Sites like Twitter and Facebook were blocked for four hours by order of the country’s interior ministry, said Khurram Mehran, a spokesman for Pakistan’s media regulatory agency. He gave no further details.
The move comes as police officers prepare to clear a large demonstration in the eastern city of Lahore, and a few hours later the government said the now-arrested leader of the outlawed Islamist political party at the helm of the protests he had urged his supporters to withdraw.
In a note saying it was handwritten by Saad Rizvi, the government hopes to calm tensions after its Tehreek-e-Labiak Pakistan party sparked violent protests, in which two policemen were killed and 580 injured. As a result, France urged its citizens to leave the country.
Three protesters were also killed in clashes with security agencies, and the government has imposed a ban on the party.
An adviser to the prime minister previously posted a photo of the statement on Twitter, but neither Rizvi himself nor any of his party’s leaders were immediately available for comment. Some of his followers insisted on hearing or seeing Rizvi’s own words before stopping, and Lahore’s protest continued after Friday prayers.

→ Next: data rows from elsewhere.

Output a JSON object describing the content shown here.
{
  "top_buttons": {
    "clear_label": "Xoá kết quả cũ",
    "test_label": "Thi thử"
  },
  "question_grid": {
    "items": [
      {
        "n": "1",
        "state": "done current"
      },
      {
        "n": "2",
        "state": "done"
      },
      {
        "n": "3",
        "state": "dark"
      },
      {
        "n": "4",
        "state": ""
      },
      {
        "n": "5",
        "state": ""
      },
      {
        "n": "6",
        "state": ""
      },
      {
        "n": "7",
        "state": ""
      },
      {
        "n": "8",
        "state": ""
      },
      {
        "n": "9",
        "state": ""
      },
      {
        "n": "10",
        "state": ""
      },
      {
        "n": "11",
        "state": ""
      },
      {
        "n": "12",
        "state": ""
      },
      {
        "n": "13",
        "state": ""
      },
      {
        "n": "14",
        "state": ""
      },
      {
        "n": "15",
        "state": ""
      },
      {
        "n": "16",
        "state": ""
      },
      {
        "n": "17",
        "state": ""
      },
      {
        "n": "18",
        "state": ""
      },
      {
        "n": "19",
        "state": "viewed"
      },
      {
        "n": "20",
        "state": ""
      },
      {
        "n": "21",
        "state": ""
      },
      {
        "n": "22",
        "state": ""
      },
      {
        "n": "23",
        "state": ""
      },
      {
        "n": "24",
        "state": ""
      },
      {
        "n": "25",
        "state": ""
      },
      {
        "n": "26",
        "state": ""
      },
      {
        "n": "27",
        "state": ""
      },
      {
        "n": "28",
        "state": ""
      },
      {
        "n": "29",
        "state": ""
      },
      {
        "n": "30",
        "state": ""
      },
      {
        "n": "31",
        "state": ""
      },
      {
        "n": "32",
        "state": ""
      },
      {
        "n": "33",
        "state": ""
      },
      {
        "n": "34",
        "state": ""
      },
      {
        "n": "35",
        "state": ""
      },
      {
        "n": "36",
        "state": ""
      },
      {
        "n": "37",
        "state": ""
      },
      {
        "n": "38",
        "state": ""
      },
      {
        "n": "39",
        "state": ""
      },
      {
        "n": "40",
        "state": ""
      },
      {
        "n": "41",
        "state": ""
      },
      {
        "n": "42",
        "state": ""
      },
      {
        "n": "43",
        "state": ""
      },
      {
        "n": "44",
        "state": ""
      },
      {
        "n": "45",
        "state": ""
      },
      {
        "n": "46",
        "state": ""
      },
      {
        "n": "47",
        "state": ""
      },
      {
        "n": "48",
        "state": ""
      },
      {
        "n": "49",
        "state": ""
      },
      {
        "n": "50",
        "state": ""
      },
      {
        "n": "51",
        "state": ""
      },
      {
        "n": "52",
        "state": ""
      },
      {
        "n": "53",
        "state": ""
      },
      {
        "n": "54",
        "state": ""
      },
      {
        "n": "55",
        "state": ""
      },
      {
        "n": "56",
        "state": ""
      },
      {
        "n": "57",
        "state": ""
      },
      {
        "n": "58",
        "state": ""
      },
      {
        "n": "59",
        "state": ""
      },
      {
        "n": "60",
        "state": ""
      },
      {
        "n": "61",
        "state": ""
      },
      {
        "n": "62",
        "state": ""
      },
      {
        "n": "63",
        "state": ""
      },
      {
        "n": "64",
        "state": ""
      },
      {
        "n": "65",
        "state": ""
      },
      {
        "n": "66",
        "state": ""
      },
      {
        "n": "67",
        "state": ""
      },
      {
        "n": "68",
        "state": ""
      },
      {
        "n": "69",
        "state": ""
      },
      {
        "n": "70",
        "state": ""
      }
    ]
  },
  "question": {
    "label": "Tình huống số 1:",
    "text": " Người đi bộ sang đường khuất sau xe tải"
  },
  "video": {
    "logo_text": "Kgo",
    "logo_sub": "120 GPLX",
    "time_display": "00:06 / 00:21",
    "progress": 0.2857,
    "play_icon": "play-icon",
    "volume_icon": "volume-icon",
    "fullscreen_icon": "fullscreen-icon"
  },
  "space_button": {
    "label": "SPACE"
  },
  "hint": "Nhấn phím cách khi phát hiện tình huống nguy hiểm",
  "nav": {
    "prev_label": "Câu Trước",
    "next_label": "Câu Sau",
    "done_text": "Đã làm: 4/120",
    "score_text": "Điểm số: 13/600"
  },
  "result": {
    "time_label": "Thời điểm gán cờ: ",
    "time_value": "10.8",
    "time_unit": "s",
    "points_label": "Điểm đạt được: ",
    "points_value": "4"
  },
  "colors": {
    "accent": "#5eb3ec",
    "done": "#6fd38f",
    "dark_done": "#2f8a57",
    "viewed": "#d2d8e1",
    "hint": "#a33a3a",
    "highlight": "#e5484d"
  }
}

On Thursday, the French embassy in Pakistan advised all its citizens and businesses to temporarily leave the Islamic country, after violence erupted over Rizvi’s arrest.
Violent protests have been taking place in Lahore since Monday, damaging public and private property and disrupting oxygen supplies to hospitals. Some of those affected included patients with COVID-19, who had oxygen support.
In the statement, Rizvi called on his followers to disperse peacefully for the good of the country and end their main sitting which began on Monday, when police arrested the radical cleric for threatening protests if the government did not expel the French ambassador. before April 20th.
Rizvi’s arrest sparked violent protests by his followers, who disrupted traffic by making scenes across the country. Although security forces eliminated almost all rallies, thousands of Rizvi followers remain gathered in Lahore, vowing to die to protect the honor of the Prophet Muhammad from Islam.
Rizvi became the leader of the illegal party Tehreek-e-Labiak Pakistan in November after the sudden death of his father, Khadim Hussein Rizvi. His party also wants the government to boycott French products.
Rizvi’s party has denounced French President Emmanuel Macron since October last year, saying it was trying to defend the blasphemous caricatures of the Prophet Muhammad as freedom of expression. Macron had spoken after a young Muslim beheaded a French school teacher who had shown caricatures of the Prophet Muhammad in class.
The images had been republished by the satirical magazine Charlie Hebdo on the occasion of the opening of the trial for the deadly 2015 attack on the publication of the original cartoons.
This infuriated many Muslims in Pakistan and elsewhere who believe these representations were blasphemous. Rizvi’s group in recent years has become known for opposing any change to the country’s harsh blasphemy laws, according to which anyone accused of insulting Islam or other religious figures can be sentenced to death if he is found guilty.